In March, the institute returned a $100,000 donation from Ameriquest after a Times story detailing ex-employees' allegations of improper sales tactics and the disclosure that authorities in 25 states have raised questions about the lender's conduct. Lawsuits in California and at least 20 other states accuse the company of misbehavior, including fraud, falsifying documents and bait-and-switch tactics.
John Gamboa, the Greenlining Institute's executive director, said his organization had no choice but to stop taking the money because Ameriquest had failed to adequately answer Greenlining's repeated requests for a response to the allegations.
On Friday afternoon, Gamboa said the company called him and agreed to work with the institute on an independent review of Ameriquest's lending practices.
An Ameriquest spokesman said the company's consent to a review showed that if someone had concerns, it was willing to "work to resolve them."
"We take any allegation of flawed business practices seriously," the company said in a statement. "If we find problems to fix, we will fix them."
Ameriquest's contributions to the Greenlining Institute and donations it makes to other fair-lending groups are not unusual: Citigroup Inc., Bank of America Corp. and others have funneled millions of dollars in grants and billions of dollars in special loan programs through groups that in some cases had previously accused them of discriminating against minorities and financially strapped consumers.
Some observers worry that such financial connections compromise the independence of nonprofits that monitor corporate behavior.
"It creates an issue when you're taking money from a company that you're supposedly a watchdog over," said W. Michael Hoffman, executive director of the Center for Business Ethics at Bentley College in Waltham, Mass. "It creates a clear conflict of interest that I'm not sure you can overcome."
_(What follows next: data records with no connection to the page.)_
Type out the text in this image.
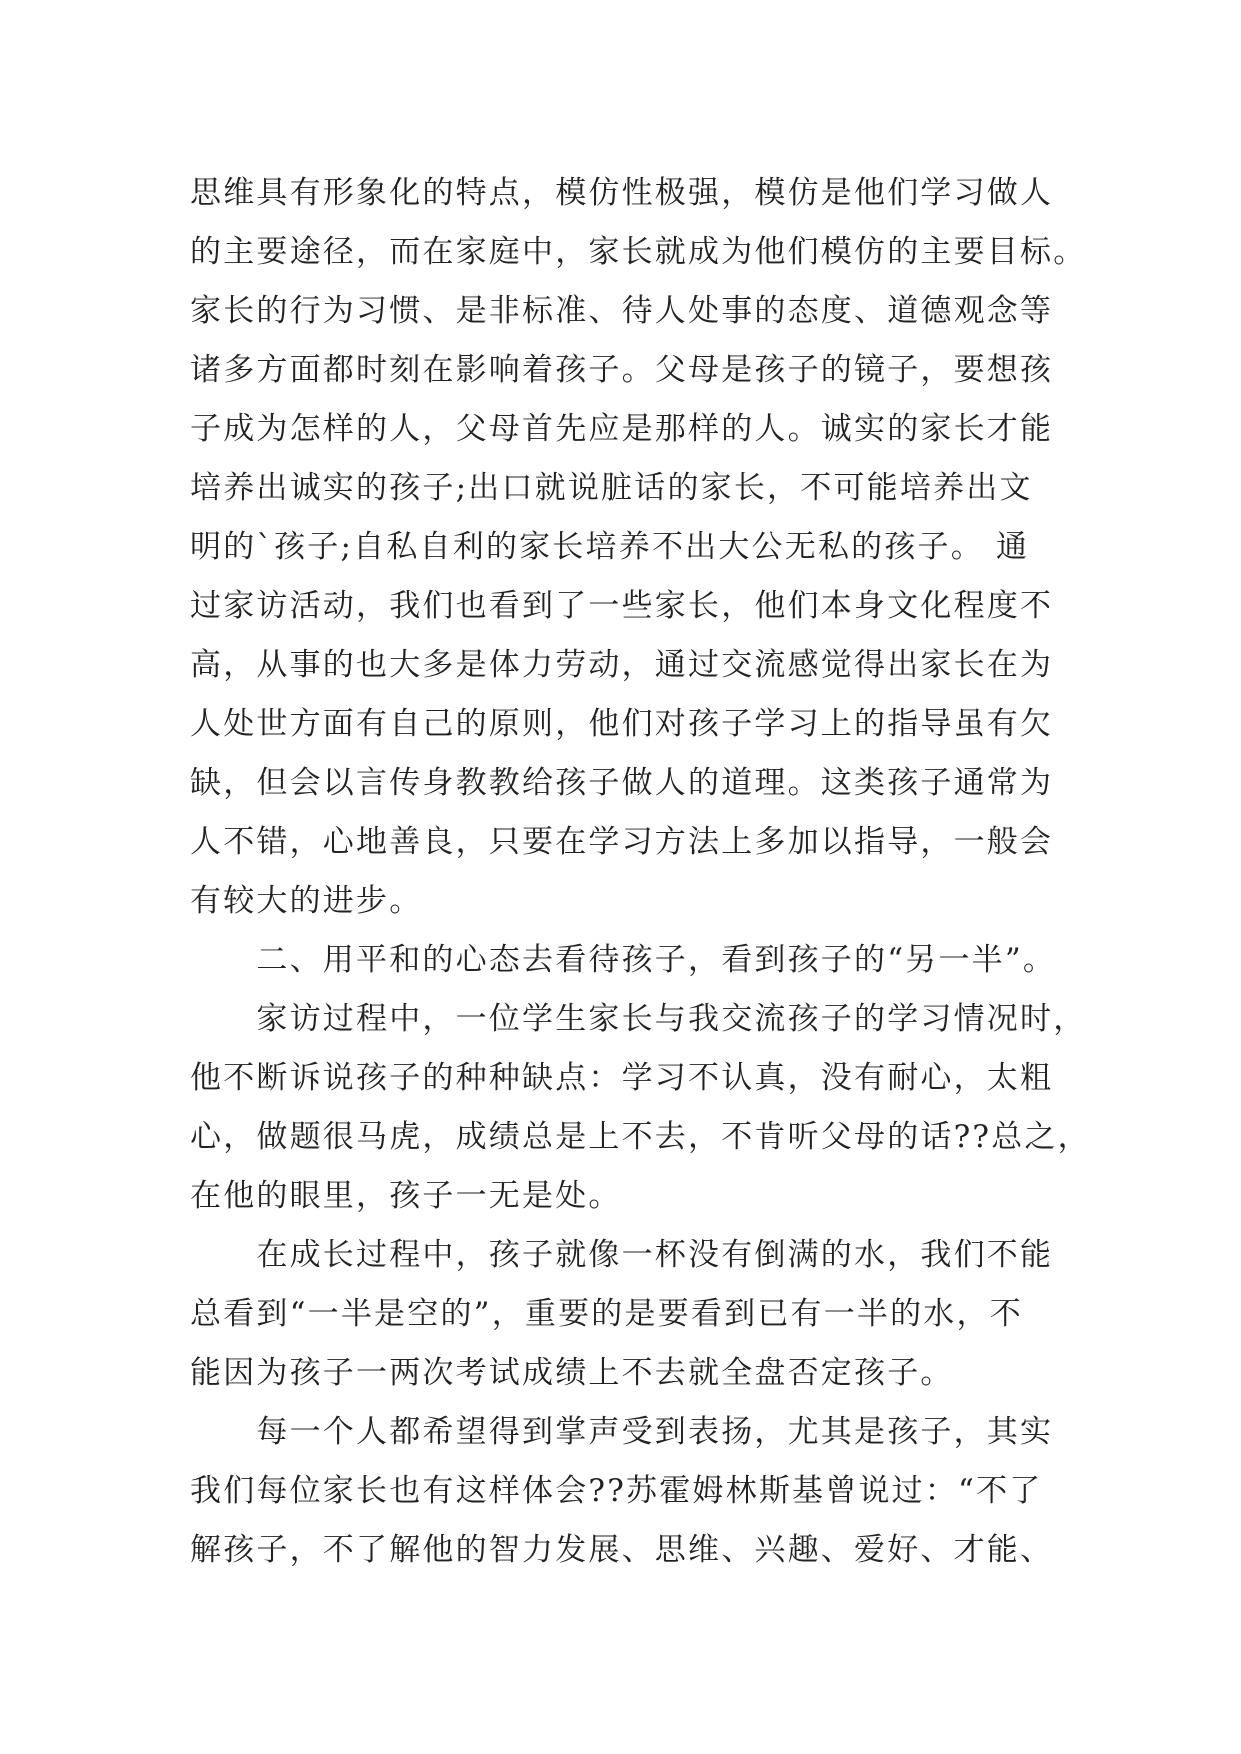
思维具有形象化的特点，模仿性极强，模仿是他们学习做人
的主要途径，而在家庭中，家长就成为他们模仿的主要目标。
家长的行为习惯、是非标准、待人处事的态度、道德观念等
诸多方面都时刻在影响着孩子。父母是孩子的镜子，要想孩
子成为怎样的人，父母首先应是那样的人。诚实的家长才能
培养出诚实的孩子;出口就说脏话的家长，不可能培养出文
明的`孩子;自私自利的家长培养不出大公无私的孩子。 通
过家访活动，我们也看到了一些家长，他们本身文化程度不
高，从事的也大多是体力劳动，通过交流感觉得出家长在为
人处世方面有自己的原则，他们对孩子学习上的指导虽有欠
缺，但会以言传身教教给孩子做人的道理。这类孩子通常为
人不错，心地善良，只要在学习方法上多加以指导，一般会
有较大的进步。
　　二、用平和的心态去看待孩子，看到孩子的“另一半”。
　　家访过程中，一位学生家长与我交流孩子的学习情况时，
他不断诉说孩子的种种缺点：学习不认真，没有耐心，太粗
心，做题很马虎，成绩总是上不去，不肯听父母的话??总之，
在他的眼里，孩子一无是处。
　　在成长过程中，孩子就像一杯没有倒满的水，我们不能
总看到“一半是空的”，重要的是要看到已有一半的水，不
能因为孩子一两次考试成绩上不去就全盘否定孩子。
　　每一个人都希望得到掌声受到表扬，尤其是孩子，其实
我们每位家长也有这样体会??苏霍姆林斯基曾说过：“不了
解孩子，不了解他的智力发展、思维、兴趣、爱好、才能、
Ira Rheingold, general counsel of the National Assn. of Consumer Advocates, an attorneys group, says activists who see themselves as partners with corporate executives can lose touch with their constituencies.
"The attitude becomes: 'We have friends who are bank presidents and vice presidents.... Let's cut a deal with them because we always cut deals with them,' " he said.
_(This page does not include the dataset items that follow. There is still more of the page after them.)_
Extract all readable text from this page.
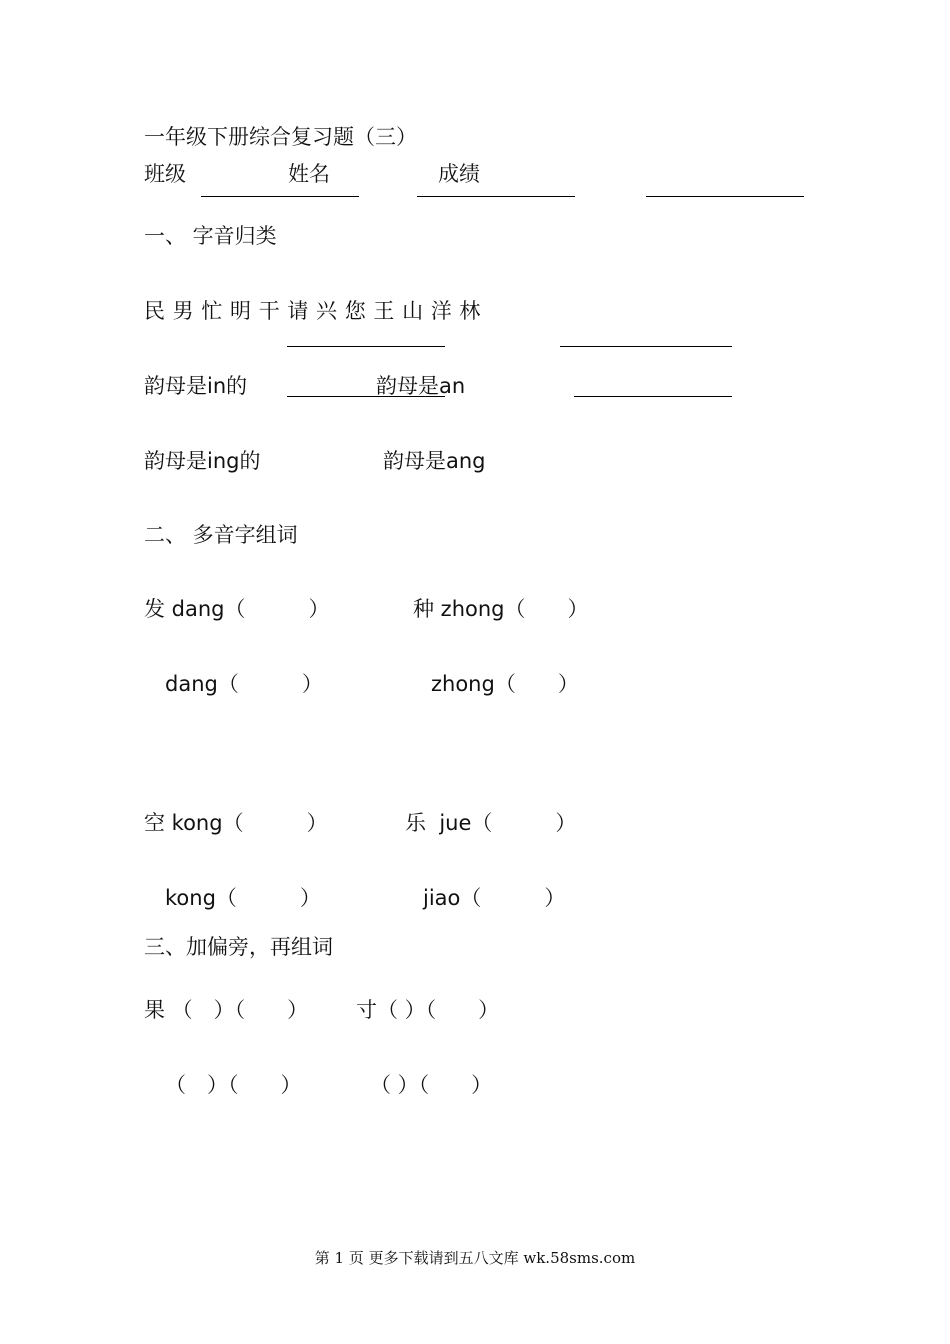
一年级下册综合复习题（三）
班级	姓名	成绩
一、 字音归类
民 男 忙 明 干 请 兴 您 王 山 洋 林
韵母是in的	韵母是an
韵母是ing的	韵母是ang
二、 多音字组词
发 dang（　　　）	种 zhong（　　）
dang（　　　）	zhong（　　）
空 kong（　　　）	乐  jue（　　　）
kong（　　　）	jiao（　　　）
三、加偏旁，再组词
果 （　）（　　） 寸（ ）（　　）
（　）（　　）	（ ）（　　）
第 1 页 更多下载请到五八文库 wk.58sms.com
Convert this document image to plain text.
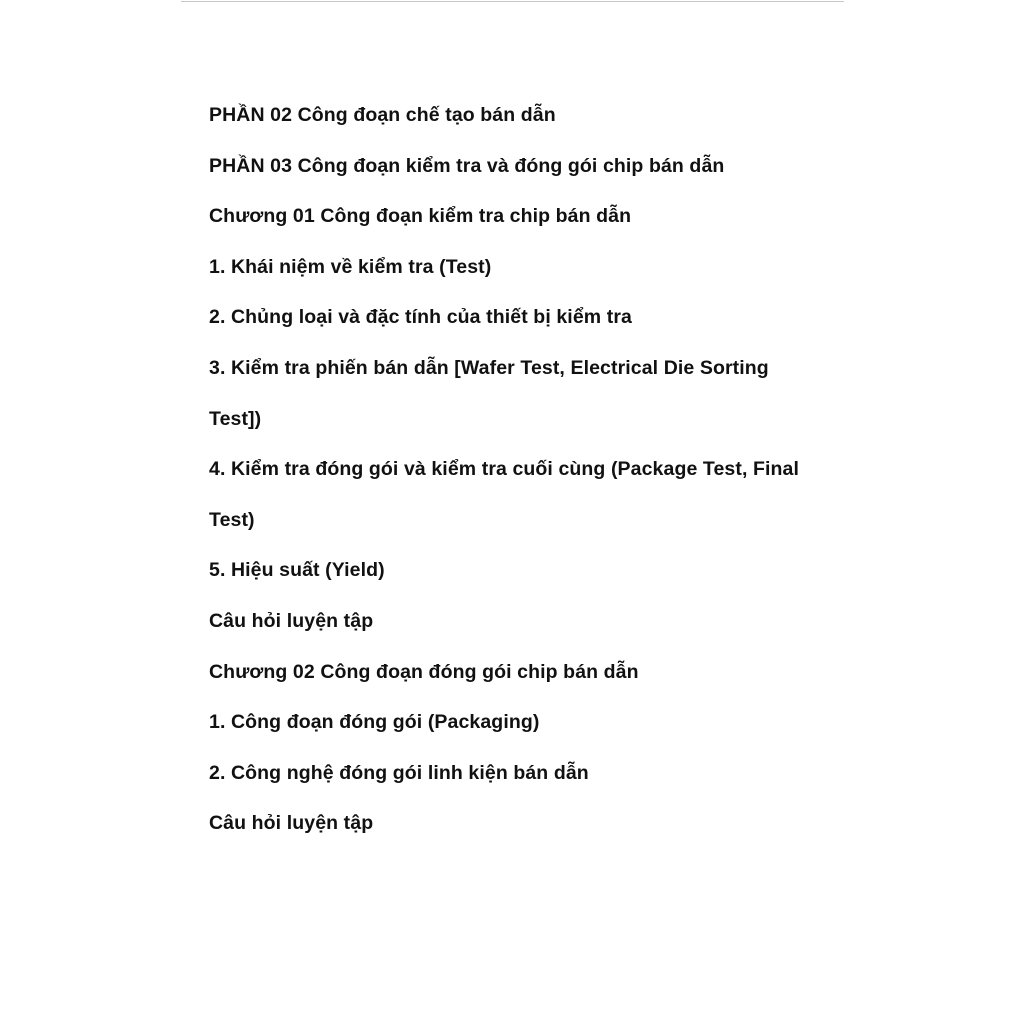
PHẦN 02 Công đoạn chế tạo bán dẫn

PHẦN 03 Công đoạn kiểm tra và đóng gói chip bán dẫn

Chương 01 Công đoạn kiểm tra chip bán dẫn

1. Khái niệm về kiểm tra (Test)

2. Chủng loại và đặc tính của thiết bị kiểm tra

3. Kiểm tra phiến bán dẫn [Wafer Test, Electrical Die Sorting

Test])

4. Kiểm tra đóng gói và kiểm tra cuối cùng (Package Test, Final

Test)

5. Hiệu suất (Yield)

Câu hỏi luyện tập

Chương 02 Công đoạn đóng gói chip bán dẫn

1. Công đoạn đóng gói (Packaging)

2. Công nghệ đóng gói linh kiện bán dẫn

Câu hỏi luyện tập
Defenders of financial ties between lenders and activists say the relationships give advocacy groups the economic punch they need to fight for change in the marketplace -- and cultivate partnerships that give activists a voice in the nation's boardrooms.
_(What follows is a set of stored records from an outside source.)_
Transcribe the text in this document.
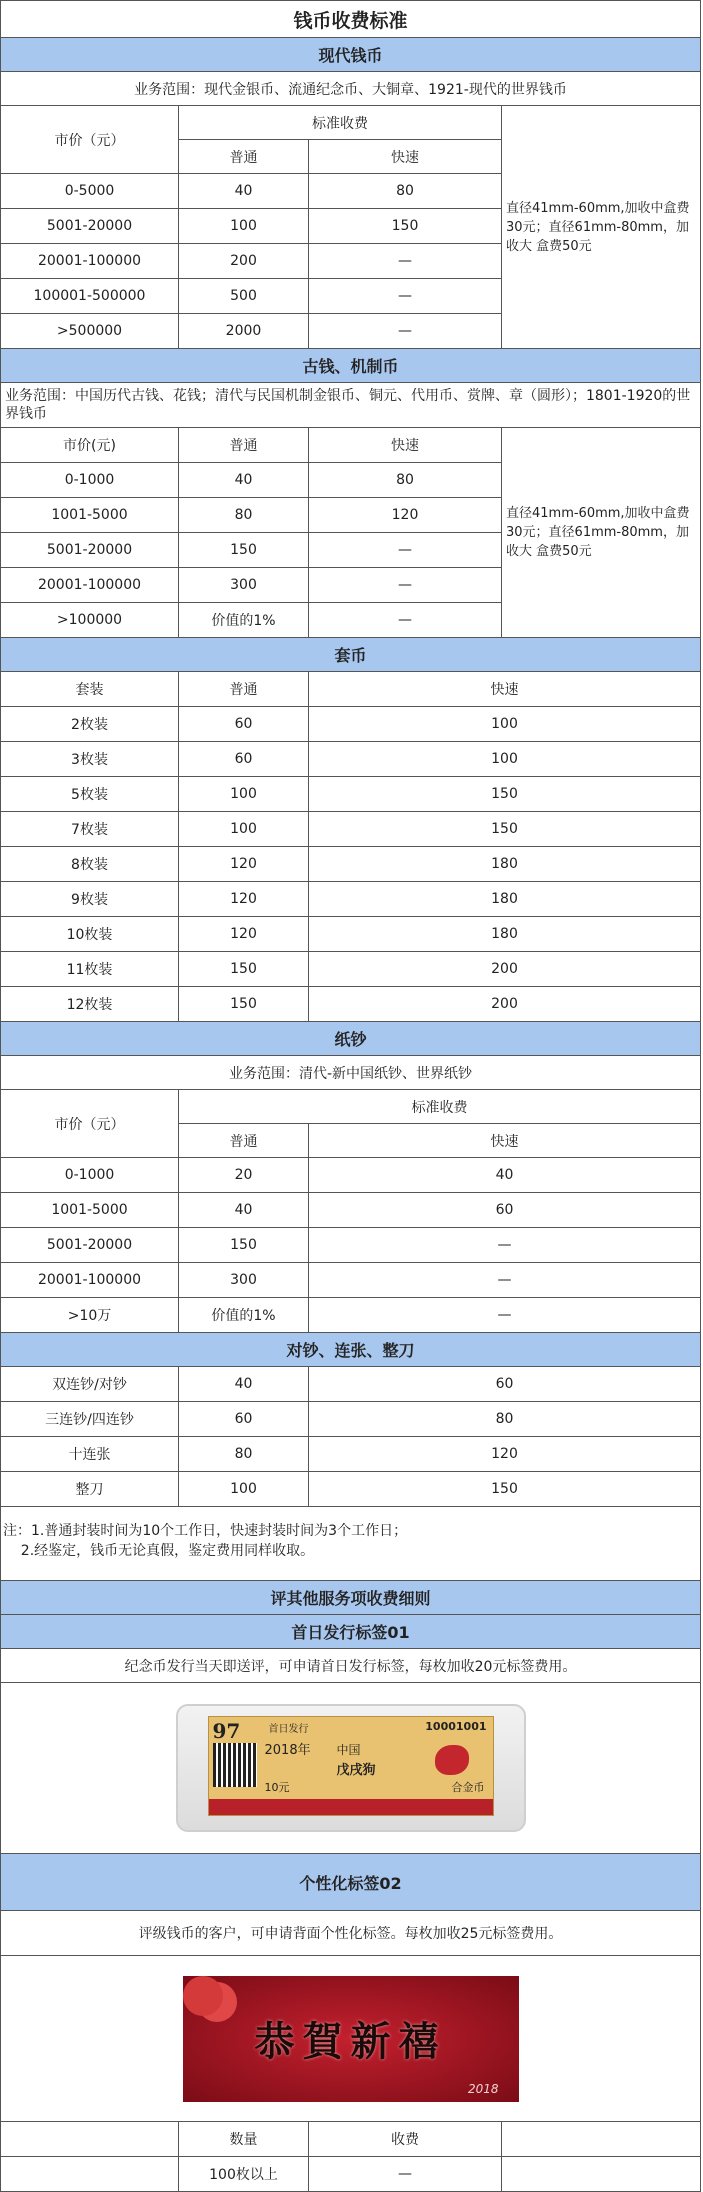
钱币收费标准
现代钱币
业务范围：现代金银币、流通纪念币、大铜章、1921-现代的世界钱币
市价（元）
标准收费
普通	快速
0-5000	40	80
5001-20000	100	150
20001-100000	200	—
100001-500000	500	—
>500000	2000	—
直径41mm-60mm,加收中盒费30元；直径61mm-80mm，加收大 盒费50元
古钱、机制币
业务范围：中国历代古钱、花钱；清代与民国机制金银币、铜元、代用币、赏牌、章（圆形）；1801-1920的世界钱币
市价(元)	普通	快速
0-1000	40	80
1001-5000	80	120
5001-20000	150	—
20001-100000	300	—
>100000	价值的1%	—
直径41mm-60mm,加收中盒费30元；直径61mm-80mm，加收大 盒费50元
套币
套装	普通	快速
2枚装	60	100
3枚装	60	100
5枚装	100	150
7枚装	100	150
8枚装	120	180
9枚装	120	180
10枚装	120	180
11枚装	150	200
12枚装	150	200
纸钞
业务范围：清代-新中国纸钞、世界纸钞
市价（元）
标准收费
普通	快速
0-1000	20	40
1001-5000	40	60
5001-20000	150	—
20001-100000	300	—
>10万	价值的1%	—
对钞、连张、整刀
双连钞/对钞	40	60
三连钞/四连钞	60	80
十连张	80	120
整刀	100	150
注：1.普通封装时间为10个工作日，快速封装时间为3个工作日；
2.经鉴定，钱币无论真假，鉴定费用同样收取。
评其他服务项收费细则
首日发行标签01
纪念币发行当天即送评，可申请首日发行标签，每枚加收20元标签费用。
97	首日发行	10001001
2018年 中国
戊戌狗
10元	合金币
个性化标签02
评级钱币的客户，可申请背面个性化标签。每枚加收25元标签费用。
恭賀新禧
2018
数量	收费
100枚以上	—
The Greenlining Institute is one of at least seven nonprofit watchdog groups that have shared in millions of dollars in donations from Ameriquest over the last decade. The seven received about $800,000 among them last year, according to the organizations.
None of the other groups said they planned to return the money, and most expressed continuing respect for the company.
"I don't expect any company to be perfect," said Shanna Smith, chief executive of the National Fair Housing Alliance, which has received $100,000 from Ameriquest in the last two years. "But I do expect that when the flaws are identified, they correct them. And Ameriquest has that attitude."
Smith noted that she had rebuffed overtures from other lenders that had failed to gain her trust, going so far as to turn down a $600,000 settlement offer a decade ago from Countrywide Financial Corp. in connection with alleged lending discrimination. Countrywide did not respond to a request for comment.
The Leadership Conference on Civil Rights received $250,000 from Ameriquest for training and other organizational needs last year. Other contributions from Ameriquest over the years have helped the group lobby for stricter lending laws and more customer-friendly policies, said Executive Director Wade Henderson.
"In no way does it come with strings attached," Henderson said of the money from Ameriquest. "In no way does it inhibit our ability to engage in advocacy around our core principles."
Smith and Henderson said their organizations' fair-lending efforts had been bolstered by a consumer education initiative that began in the 1990s with $1 million in seed money from Ameriquest's corporate forebear, Long Beach Mortgage Co. The money was set aside as part of a settlement of a Justice Department lawsuit that accused the company of gouging elderly, female and minority borrowers.